JEROME C. WAKEFIELD , professor of social work, New York University, co-author, The Loss Of Sadness: How Psychiatry Transformed Normal Sorrow Into Depressive Disorder
"There isn't a shamanic Prozac. As to the distinction between depression and melancholy, we're getting into the semantics of emotional subjective experiences. When somebody walks into my journey space and we sit down to get a picture of what his or her issues are, out of that conversation comes a number of possibilities. Maybe the person has soul loss, a huge wound from some life event that's draining their energy. As we get older, those holes from soul wounds and loss just leak energy. I might do a soul retrieval . Another possibility is that some entity has attached itself and is feeding off the person. I might do an extraction or even a power animal retrieval to see if we can boost the situation."

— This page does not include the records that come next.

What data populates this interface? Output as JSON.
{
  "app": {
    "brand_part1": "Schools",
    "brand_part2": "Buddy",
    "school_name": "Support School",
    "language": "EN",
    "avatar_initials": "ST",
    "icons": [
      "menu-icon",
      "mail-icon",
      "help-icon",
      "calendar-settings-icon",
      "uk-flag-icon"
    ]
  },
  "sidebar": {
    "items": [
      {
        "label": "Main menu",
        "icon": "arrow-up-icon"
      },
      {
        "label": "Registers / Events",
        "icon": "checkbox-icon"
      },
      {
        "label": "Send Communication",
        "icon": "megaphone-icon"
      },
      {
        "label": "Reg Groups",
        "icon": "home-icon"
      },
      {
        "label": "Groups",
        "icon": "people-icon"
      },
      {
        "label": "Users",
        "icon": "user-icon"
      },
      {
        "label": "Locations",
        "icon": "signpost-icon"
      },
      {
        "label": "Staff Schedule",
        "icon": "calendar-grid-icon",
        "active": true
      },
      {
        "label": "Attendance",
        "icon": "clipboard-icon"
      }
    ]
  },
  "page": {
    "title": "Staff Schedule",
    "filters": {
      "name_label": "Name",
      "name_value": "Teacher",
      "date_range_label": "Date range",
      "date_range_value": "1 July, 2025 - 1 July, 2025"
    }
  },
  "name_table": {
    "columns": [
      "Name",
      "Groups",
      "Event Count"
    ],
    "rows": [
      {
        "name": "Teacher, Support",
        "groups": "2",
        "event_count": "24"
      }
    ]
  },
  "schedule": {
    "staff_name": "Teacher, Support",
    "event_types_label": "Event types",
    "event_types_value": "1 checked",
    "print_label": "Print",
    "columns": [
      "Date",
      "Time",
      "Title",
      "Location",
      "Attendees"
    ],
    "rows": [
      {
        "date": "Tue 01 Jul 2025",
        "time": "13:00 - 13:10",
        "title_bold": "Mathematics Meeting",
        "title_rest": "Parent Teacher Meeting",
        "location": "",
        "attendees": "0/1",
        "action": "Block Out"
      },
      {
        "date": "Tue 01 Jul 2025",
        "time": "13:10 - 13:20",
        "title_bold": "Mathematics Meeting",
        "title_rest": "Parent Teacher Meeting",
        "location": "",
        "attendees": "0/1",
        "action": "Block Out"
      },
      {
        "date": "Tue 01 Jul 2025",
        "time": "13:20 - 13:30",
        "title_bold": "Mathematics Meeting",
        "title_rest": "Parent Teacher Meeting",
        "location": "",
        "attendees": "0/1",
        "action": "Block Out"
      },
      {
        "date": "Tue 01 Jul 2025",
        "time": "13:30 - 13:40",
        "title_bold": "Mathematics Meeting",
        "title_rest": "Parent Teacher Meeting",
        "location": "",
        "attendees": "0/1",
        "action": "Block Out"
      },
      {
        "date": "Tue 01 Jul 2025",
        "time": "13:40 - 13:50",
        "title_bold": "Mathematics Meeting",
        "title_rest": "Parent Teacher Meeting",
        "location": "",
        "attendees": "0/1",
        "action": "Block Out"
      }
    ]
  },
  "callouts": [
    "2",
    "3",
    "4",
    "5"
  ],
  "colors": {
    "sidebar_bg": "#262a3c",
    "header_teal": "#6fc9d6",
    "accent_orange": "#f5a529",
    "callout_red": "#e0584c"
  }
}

DAVID LANG , shamanic practitioner, Eugene Oregon
"Melancholy is a temporary state induced by present circumstances. I clear the field (through touch and sweeping motions) and the chakras (by holding a hand over the chakra), and people often feel more optimistic. A good cry can do it or meaningful contact with a friend. Depression is much deeper and often results from childhood wounding and repeated experiences later on in life. This takes weeks of clearing , talking and loving affirmation . Energetically, depression is a very thick, sticky accumulation in the field that takes a lot of energy to remove."